Ephraim, 2021
Il progetto è costituito da un’installazione composta da un set fotografico, il cui allestimento è caratterizzato da ombrelli fotografici e flash.
Le immagini, montate sul set, sono frutto della fascinazione sorta dalla visione del mosaico rappresentante la Battaglia nel bosco di Efraim di Bodini. La scena presente nell’opera racconta della fuga di Assalonne dalle guardie di re Davide, suo padre; si narra che il giovane abbia trovato la morte dopo essere rimasto impigliato in un albero di terebinto.

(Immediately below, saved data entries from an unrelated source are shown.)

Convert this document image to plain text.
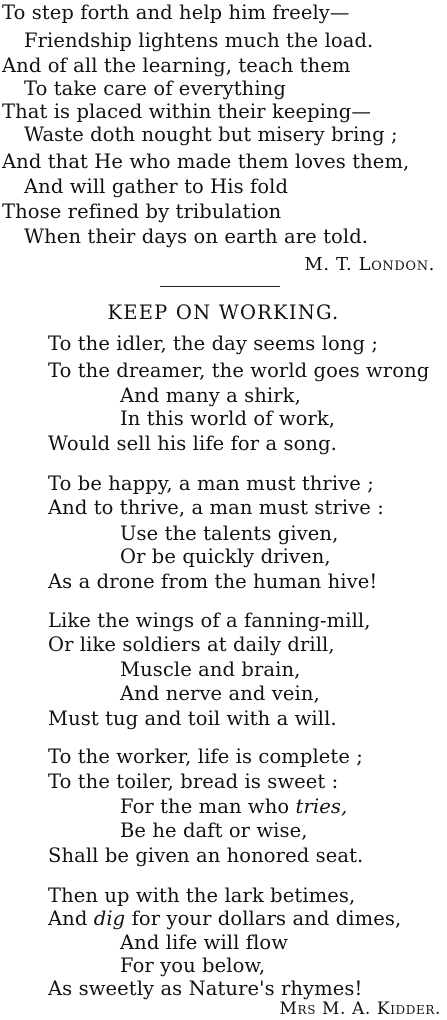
To step forth and help him freely—
Friendship lightens much the load.
And of all the learning, teach them
To take care of everything
That is placed within their keeping—
Waste doth nought but misery bring ;
And that He who made them loves them,
And will gather to His fold
Those refined by tribulation
When their days on earth are told.
M. T. London.
KEEP ON WORKING.
To the idler, the day seems long ;
To the dreamer, the world goes wrong
And many a shirk,
In this world of work,
Would sell his life for a song.
To be happy, a man must thrive ;
And to thrive, a man must strive :
Use the talents given,
Or be quickly driven,
As a drone from the human hive!
Like the wings of a fanning-mill,
Or like soldiers at daily drill,
Muscle and brain,
And nerve and vein,
Must tug and toil with a will.
To the worker, life is complete ;
To the toiler, bread is sweet :
For the man who tries,
Be he daft or wise,
Shall be given an honored seat.
Then up with the lark betimes,
And dig for your dollars and dimes,
And life will flow
For you below,
As sweetly as Nature's rhymes!
Mrs M. A. Kidder.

Partendo da questo immaginario, il progetto si è sviluppato attraverso una mappatura geografica e una ricerca testuale, sulle tracce dell’attuale ubicazione di questo luogo, scorrendo tra la street-view di Google.

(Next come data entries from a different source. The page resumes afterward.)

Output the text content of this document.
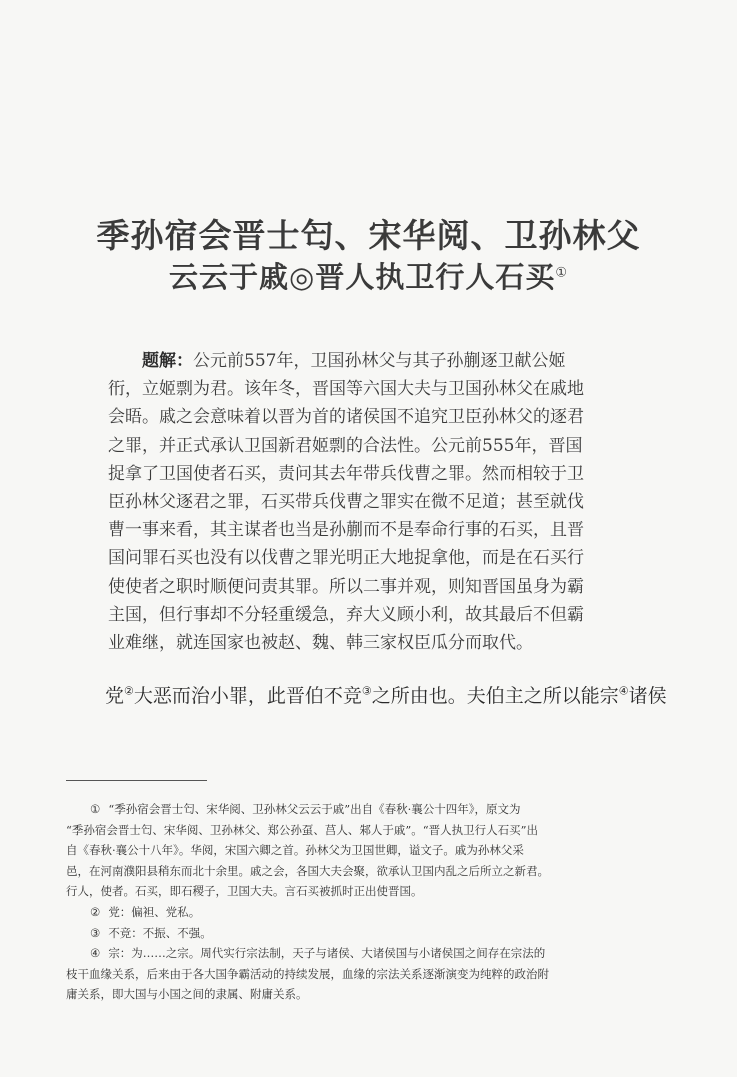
季孙宿会晋士匄、宋华阅、卫孙林父
云云于戚◎晋人执卫行人石买①
题解：公元前557年，卫国孙林父与其子孙蒯逐卫献公姬
衎，立姬剽为君。该年冬，晋国等六国大夫与卫国孙林父在戚地
会晤。戚之会意味着以晋为首的诸侯国不追究卫臣孙林父的逐君
之罪，并正式承认卫国新君姬剽的合法性。公元前555年，晋国
捉拿了卫国使者石买，责问其去年带兵伐曹之罪。然而相较于卫
臣孙林父逐君之罪，石买带兵伐曹之罪实在微不足道；甚至就伐
曹一事来看，其主谋者也当是孙蒯而不是奉命行事的石买，且晋
国问罪石买也没有以伐曹之罪光明正大地捉拿他，而是在石买行
使使者之职时顺便问责其罪。所以二事并观，则知晋国虽身为霸
主国，但行事却不分轻重缓急，弃大义顾小利，故其最后不但霸
业难继，就连国家也被赵、魏、韩三家权臣瓜分而取代。
党②大恶而治小罪，此晋伯不竞③之所由也。夫伯主之所以能宗④诸侯
① “季孙宿会晋士匄、宋华阅、卫孙林父云云于戚”出自《春秋·襄公十四年》，原文为
“季孙宿会晋士匄、宋华阅、卫孙林父、郑公孙虿、莒人、邾人于戚”。“晋人执卫行人石买”出
自《春秋·襄公十八年》。华阅，宋国六卿之首。孙林父为卫国世卿，谥文子。戚为孙林父采
邑，在河南濮阳县稍东而北十余里。戚之会，各国大夫会聚，欲承认卫国内乱之后所立之新君。
行人，使者。石买，即石稷子，卫国大夫。言石买被抓时正出使晋国。
② 党：偏袒、党私。
③ 不竞：不振、不强。
④ 宗：为……之宗。周代实行宗法制，天子与诸侯、大诸侯国与小诸侯国之间存在宗法的
枝干血缘关系，后来由于各大国争霸活动的持续发展，血缘的宗法关系逐渐演变为纯粹的政治附
庸关系，即大国与小国之间的隶属、附庸关系。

Le immagini che compongono l’installazione sono ottenute forzando il computer ad aprire questo archivio di immagini naturalistiche raccolte durante il “viaggio” in formati sconosciuti, in una discronia che conduce il sistema in errore con la conseguente distruzione dell’immagine e la formazione di un glitch, o errore. Le forme che appaiono sono imprevedibili e contengono appena il riverbero dell’immagine di partenza.
L’immaginario che si crea attraverso l’installazione è un set im(possibile), un luogo 0, una sorta di foresta apparente di pixel naturale ed artificiale insieme.
Un diorama in cui cogliere frammenti di realtà, ombre che rievocano ambienti naturali plausibili, lasciando che sia l’immaginario la chiave per portarci oltre. Da questo luogo intricato, esplosione di colori e rarefazione di immagini, appare una scritta ricamata: “fecondi nel paese del dolore”.
La frase ricamata al centro dell’installazione, tratta dall’etimologia del nome Efraim, diventa una riflessione sull’attuale condizione umana di creature: potenzialmente feconde, collettivamente incerte in una foresta inesplorata.